Dad Squarisi, nos estertores de 2008, critica pra valer o Novo Acordo Ortográfico. E afirma que Lula, para referendá-la, não usou da célebre pergunta que sempre faz: "em que isso beneficia o pobre?".

Pra nada, reforma tímida e flexível

Assessores próximos do presidente dizem que Lula é ouvinte atento. Sempre que alguém lhe apresenta um projeto, ele olha nos olhos do interlocutor, acompanha a exposição com interesse e faz perguntas até entender o assunto. Por fim, indaga firme:

— Em que isso beneficia o pobre?

A proposta só avança se tiver resposta convincente. Estranha, por isso, o aval do Planalto à reforma ortográfica. As mudanças frustram ideais, trazem decepções e causam prejuízos. Não uniformizam a grafia das palavras no mundo lusófono. Assim, cai por terra a desculpa de que documentos firmados em organismos internacionais passariam a ser escritos em uma só língua (hoje se escrevem no português do Brasil e no de Portugal). A reforma adotou a flexibilidade. Respeitou as diferenças. Assim, os portugueses continuarão a grafar sector; nós, setor. Eles usarão agudo em António e cómodo. Nós, circunflexo.

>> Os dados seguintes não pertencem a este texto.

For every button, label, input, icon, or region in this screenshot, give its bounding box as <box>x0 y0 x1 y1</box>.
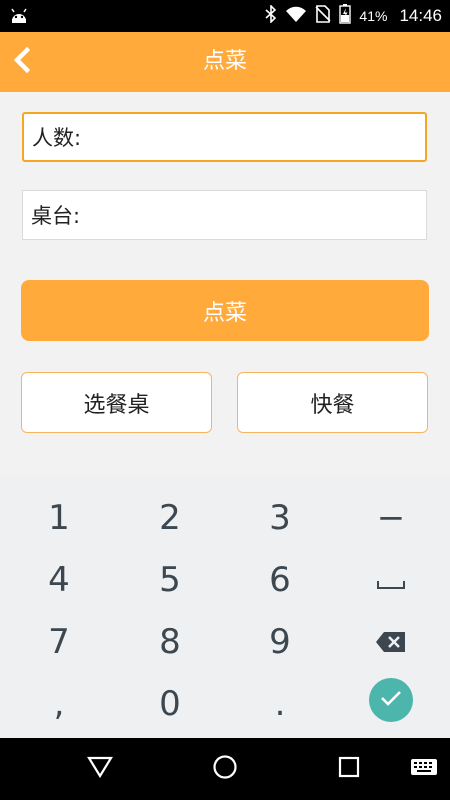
chevron-left-icon <box>12 46 32 77</box>
nav-home-button[interactable] <box>207 752 243 786</box>
key-0[interactable]: 0 <box>125 674 215 734</box>
key-comma[interactable]: , <box>14 674 104 734</box>
key-9[interactable]: 9 <box>235 612 325 672</box>
key-6[interactable]: 6 <box>235 550 325 610</box>
order-form: 人数: 桌台: 点菜 选餐桌 快餐 <box>0 92 450 476</box>
check-icon <box>380 689 402 711</box>
battery-percent: 41% <box>359 8 388 24</box>
key-7[interactable]: 7 <box>14 612 104 672</box>
people-count-label: 人数: <box>32 126 82 150</box>
key-1[interactable]: 1 <box>14 488 104 548</box>
key-5[interactable]: 5 <box>125 550 215 610</box>
android-icon <box>10 7 28 27</box>
bluetooth-icon <box>265 4 277 27</box>
key-4[interactable]: 4 <box>14 550 104 610</box>
keyboard-icon <box>410 758 438 780</box>
clock: 14:46 <box>399 6 442 25</box>
key-period[interactable]: . <box>235 674 325 734</box>
order-button[interactable]: 点菜 <box>21 280 429 341</box>
enter-button[interactable] <box>369 678 413 722</box>
fast-food-button[interactable]: 快餐 <box>237 372 428 433</box>
key-minus[interactable]: − <box>346 488 436 548</box>
triangle-back-icon <box>87 756 113 782</box>
page-title: 点菜 <box>202 49 247 74</box>
no-sim-icon <box>315 5 331 27</box>
status-bar: 41% 14:46 <box>0 0 450 32</box>
space-key[interactable] <box>346 550 436 610</box>
table-label: 桌台: <box>31 204 81 228</box>
keyboard-switch-button[interactable] <box>406 752 442 786</box>
people-count-input[interactable]: 人数: <box>22 112 427 162</box>
wifi-icon <box>285 5 307 27</box>
square-recents-icon <box>338 756 360 782</box>
space-icon <box>376 560 406 600</box>
choose-table-button[interactable]: 选餐桌 <box>21 372 212 433</box>
key-8[interactable]: 8 <box>125 612 215 672</box>
key-3[interactable]: 3 <box>235 488 325 548</box>
nav-recents-button[interactable] <box>331 752 367 786</box>
battery-charging-icon <box>339 4 352 28</box>
back-button[interactable] <box>4 42 40 82</box>
backspace-icon <box>375 622 407 662</box>
nav-back-button[interactable] <box>82 752 118 786</box>
navigation-bar <box>0 738 450 800</box>
circle-home-icon <box>212 754 238 784</box>
backspace-key[interactable] <box>346 612 436 672</box>
numeric-keyboard: 1 2 3 − 4 5 6 7 8 9 , 0 . <box>0 476 450 738</box>
table-input[interactable]: 桌台: <box>22 190 427 240</box>
key-2[interactable]: 2 <box>125 488 215 548</box>
app-header: 点菜 <box>0 32 450 92</box>
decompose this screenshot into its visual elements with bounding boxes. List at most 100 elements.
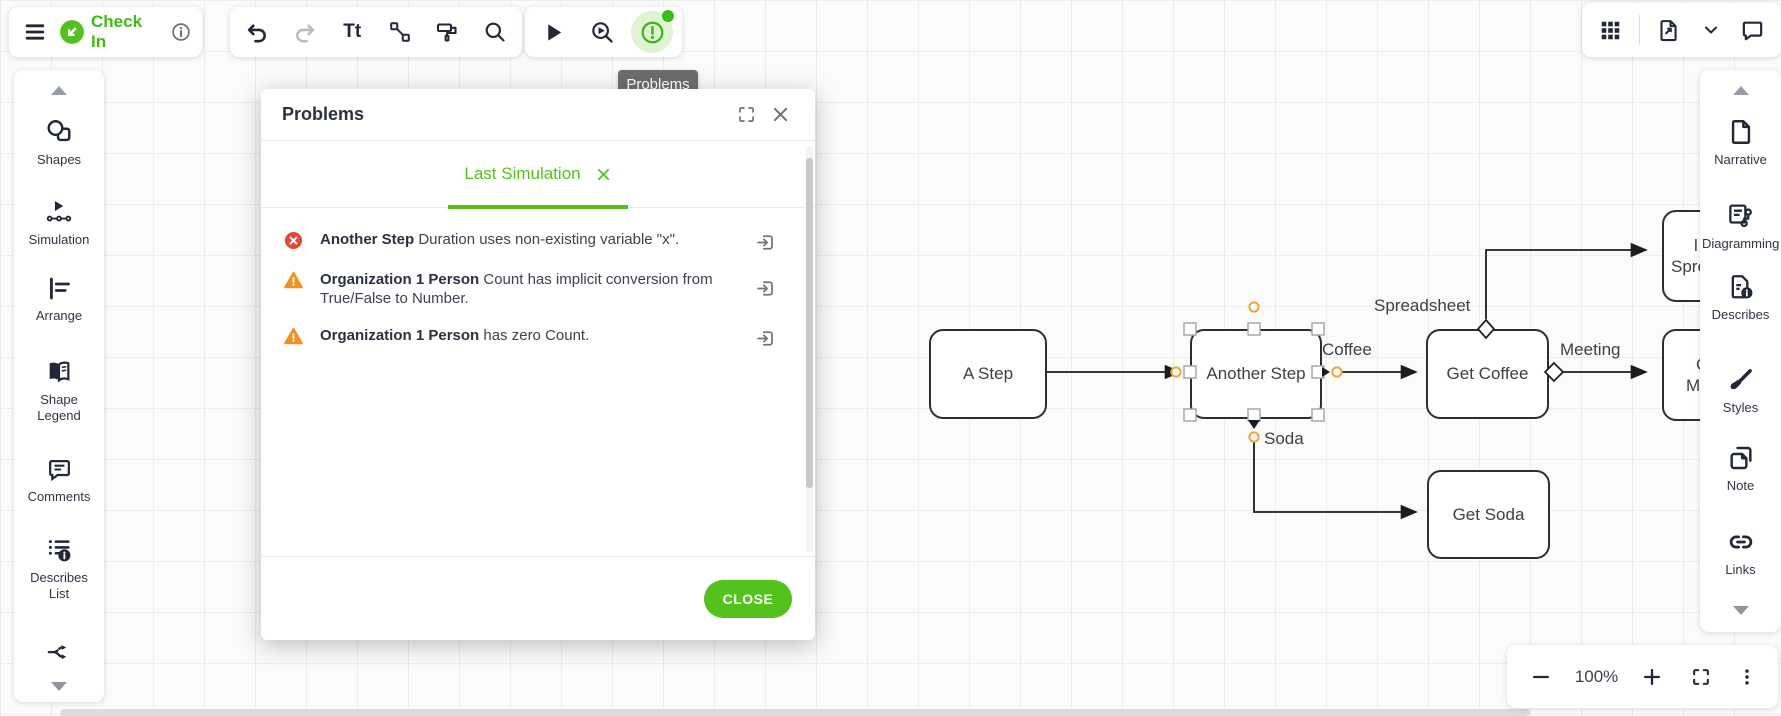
- sidebar-item-label: Arrange: [36, 308, 82, 324]
- problems-list: Another Step Duration uses non-existing …: [261, 208, 815, 556]
- sidebar-item-label: Shapes: [37, 152, 81, 168]
- zoom-in-button[interactable]: [1637, 657, 1667, 697]
- document-export-button[interactable]: [1652, 10, 1686, 50]
- problem-text: Organization 1 Person has zero Count.: [320, 326, 736, 345]
- sidebar-item-note[interactable]: Note: [1700, 444, 1781, 494]
- shape-legend-icon: [45, 358, 73, 386]
- comments-icon: [46, 456, 73, 483]
- main-menu-button[interactable]: [15, 12, 55, 52]
- dialog-scrollbar[interactable]: [806, 146, 813, 552]
- go-to-problem-button[interactable]: [753, 326, 777, 350]
- dialog-close-icon[interactable]: [763, 98, 797, 132]
- sidebar-item-label: Describes: [1712, 307, 1770, 323]
- sidebar-item-label: Diagramming: [1700, 236, 1781, 252]
- sidebar-scroll-up[interactable]: [14, 86, 104, 95]
- sidebar-item-label: Narrative: [1714, 152, 1767, 168]
- sidebar-item-narrative[interactable]: Narrative: [1700, 118, 1781, 168]
- sidebar-item-styles[interactable]: Styles: [1700, 366, 1781, 416]
- sidebar-item-label: Simulation: [29, 232, 90, 248]
- close-button[interactable]: CLOSE: [704, 580, 792, 618]
- review-simulation-button[interactable]: [583, 12, 623, 52]
- dialog-tab-bar: Last Simulation: [261, 141, 815, 208]
- sidebar-scroll-down[interactable]: [1700, 606, 1781, 615]
- search-button[interactable]: [475, 12, 515, 52]
- problems-dialog: Problems Last Simulation Another Step Du…: [261, 89, 815, 640]
- dialog-expand-button[interactable]: [729, 98, 763, 132]
- tab-last-simulation[interactable]: Last Simulation: [464, 141, 611, 207]
- dialog-header: Problems: [261, 89, 815, 141]
- sidebar-item-label: Describes List: [27, 570, 91, 602]
- flow-branch-icon: [46, 638, 73, 665]
- sidebar-item-label: Note: [1727, 478, 1754, 494]
- warning-icon: [284, 327, 303, 346]
- info-icon[interactable]: [166, 12, 196, 52]
- text-tool-button[interactable]: Tt: [332, 12, 372, 52]
- links-icon: [1727, 528, 1755, 556]
- sidebar-item-arrange[interactable]: Arrange: [14, 275, 104, 324]
- sidebar-item-label: Links: [1725, 562, 1755, 578]
- shapes-icon: [45, 118, 73, 146]
- arrange-icon: [46, 275, 73, 302]
- warning-icon: [284, 271, 303, 290]
- problem-text: Another Step Duration uses non-existing …: [320, 230, 736, 249]
- left-sidebar: Shapes Simulation Arrange Shape Legend C…: [14, 70, 104, 702]
- sidebar-item-label: Comments: [28, 489, 91, 505]
- toolbar-edit: Tt: [230, 7, 522, 57]
- sidebar-item-describes-list[interactable]: Describes List: [14, 536, 104, 602]
- sidebar-scroll-down[interactable]: [14, 682, 104, 691]
- sidebar-item-shapes[interactable]: Shapes: [14, 118, 104, 168]
- sidebar-item-shape-legend[interactable]: Shape Legend: [14, 358, 104, 424]
- zoom-out-button[interactable]: [1526, 657, 1556, 697]
- check-in-label[interactable]: Check In: [89, 12, 166, 52]
- problem-row[interactable]: Another Step Duration uses non-existing …: [261, 224, 815, 260]
- tab-label: Last Simulation: [464, 164, 580, 184]
- dialog-scrollbar-thumb[interactable]: [806, 158, 813, 488]
- dialog-title: Problems: [282, 104, 729, 125]
- sidebar-item-comments[interactable]: Comments: [14, 456, 104, 505]
- describes-list-icon: [45, 536, 73, 564]
- problems-button[interactable]: [631, 11, 673, 53]
- sidebar-item-links[interactable]: Links: [1700, 528, 1781, 578]
- sidebar-item-label: Styles: [1723, 400, 1758, 416]
- zoom-controls: 100%: [1507, 645, 1778, 708]
- chevron-up-icon: [51, 86, 67, 95]
- sidebar-item-describes[interactable]: Describes: [1700, 273, 1781, 323]
- tab-close-icon[interactable]: [595, 166, 612, 183]
- sidebar-item-simulation[interactable]: Simulation: [14, 198, 104, 248]
- connector-tool-button[interactable]: [380, 12, 420, 52]
- sidebar-item-diagramming[interactable]: Diagramming: [1700, 201, 1781, 252]
- describes-icon: [1727, 273, 1755, 301]
- go-to-problem-button[interactable]: [753, 276, 777, 300]
- sidebar-scroll-up[interactable]: [1700, 86, 1781, 95]
- run-simulation-button[interactable]: [534, 12, 574, 52]
- apps-grid-button[interactable]: [1594, 10, 1628, 50]
- redo-button[interactable]: [285, 12, 325, 52]
- simulation-icon: [45, 198, 73, 226]
- right-sidebar: Narrative Diagramming Describes Styles N…: [1700, 70, 1781, 632]
- problem-text: Organization 1 Person Count has implicit…: [320, 270, 736, 308]
- more-options-button[interactable]: [1735, 657, 1759, 697]
- toolbar-simulation: [525, 7, 682, 57]
- undo-button[interactable]: [237, 12, 277, 52]
- text-tool-glyph: Tt: [343, 21, 361, 43]
- diagramming-icon: [1726, 201, 1755, 230]
- zoom-level[interactable]: 100%: [1575, 667, 1618, 687]
- chevron-down-icon: [51, 682, 67, 691]
- format-painter-button[interactable]: [427, 12, 467, 52]
- comments-panel-button[interactable]: [1735, 10, 1769, 50]
- document-dropdown-chevron-icon[interactable]: [1698, 10, 1724, 50]
- check-in-status-icon: [55, 12, 89, 52]
- go-to-problem-button[interactable]: [753, 230, 777, 254]
- sidebar-item-label: Shape Legend: [31, 392, 87, 424]
- chevron-up-icon: [1733, 86, 1749, 95]
- sidebar-item-flow-branch[interactable]: [14, 638, 104, 665]
- fit-screen-button[interactable]: [1686, 657, 1716, 697]
- toolbar-apps: [1582, 3, 1781, 57]
- problem-row[interactable]: Organization 1 Person has zero Count.: [261, 320, 815, 356]
- narrative-icon: [1727, 118, 1755, 146]
- chevron-down-icon: [1733, 606, 1749, 615]
- styles-icon: [1727, 366, 1755, 394]
- toolbar-divider: [1639, 15, 1640, 45]
- error-icon: [284, 231, 303, 250]
- problem-row[interactable]: Organization 1 Person Count has implicit…: [261, 264, 815, 314]
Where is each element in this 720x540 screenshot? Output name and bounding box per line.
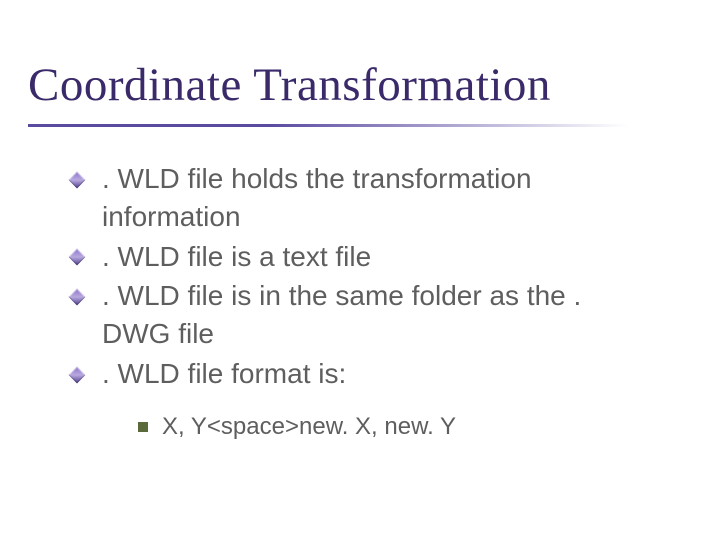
- square-bullet-icon: [138, 422, 148, 432]
- slide: Coordinate Transformation . WLD file hol…: [0, 0, 720, 540]
- slide-title: Coordinate Transformation: [28, 58, 551, 112]
- slide-body: . WLD file holds the transformation info…: [70, 160, 650, 443]
- diamond-bullet-icon: [70, 290, 84, 304]
- list-item: . WLD file format is:: [70, 355, 650, 393]
- list-item-text: . WLD file format is:: [102, 358, 346, 389]
- title-underline: [28, 124, 628, 127]
- sublist-item: X, Y<space>new. X, new. Y: [138, 411, 650, 443]
- list-item: . WLD file is a text file: [70, 238, 650, 276]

No mais, as alterações são tímidas, capengas e incompletas. O acordo tornou de direito o que é de fato ao reintroduzir o k, o w e o y no alfabeto. Manteve acentos diferenciais no pôde e no pôr. Eliminou o agudo dos ditongos abertos só nas paroxítonas (ideia, joia). As oxítonas e os monossílabos tônicos conservarão o sinal (herói, papéis, dói). O emprego do hífen, que poderia ter sido simplificado, conserva a confusão. Trocou seis por meia dúzia.

Procede, pois, a dúvida. O presidente fez a pergunta habitual? Talvez não. Se a tivesse feito, os conselheiros o teriam alertado para os prejuízos que a reforma trará sobretudo aos menos favorecidos. Um dicionário Aurélio custa R$ 250. Um Houaiss, R$ 350. Muitos pais de família pagaram prestação durante 10 meses para ter obras de consulta em casa.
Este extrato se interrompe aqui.